Haute-Saône : Entre "enfer administratif" et dégâts de sangliers, l'agriculture en quête d'un second souffle
Réunie en session plénière à Vesoul, la Chambre d’agriculture de la Haute-Saône a dressé un constat sans concession sur la situation du monde paysan dans le département.
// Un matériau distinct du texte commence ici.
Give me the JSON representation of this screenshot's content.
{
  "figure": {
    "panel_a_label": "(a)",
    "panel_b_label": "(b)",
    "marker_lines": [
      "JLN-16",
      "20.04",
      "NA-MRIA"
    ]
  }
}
Si les finances de la Chambre sont stables, le quotidien des exploitants, lui, se complique sur tous les fronts.
Le ras-le-bol de la "paperasse" Le président Michaël Muhlematter et les représentants des Jeunes Agriculteurs ont dénoncé d'une seule voix l'empilement des règles de la PAC. "À force de parler de papiers, les agriculteurs ne veulent plus être paysans", regrette Justine Grangeot, installée à Montbozon. Le secteur pointe notamment du doigt la plateforme "France service agriculture" qui n'apporterait pour l'instant aucune solution concrète aux formalités quotidiennes, créant une véritable "usine à gaz" pour la vente directe.
L'invasion des sangliers : une facture à 1 million d'euros ? Sur le terrain, la situation n'est guère plus réjouissante. Les dégâts causés par les sangliers dans les cultures de colza et de céréales explosent. Alors que l'an dernier les pertes s'élevaient à 550 000 €, les prévisions pour 2026 craignent de dépasser le million d'euros. Les agriculteurs des Vosges saônoises s'inquiètent particulièrement des friches forestières qui servent de refuges aux animaux. Par ailleurs, le cours du blé est en telle chute que certains producteurs envisagent tout simplement d'arrêter cette culture, devenue déficitaire à l'hectare.
Seule éclaircie dans ce tableau sombre : le savoir-faire haut-saônois s'exporte jusqu'à Paris. Le miel produit par le lycée Vesoul Agrocampus a fait son entrée officielle au menu de la cantine des députés à l'Assemblée nationale.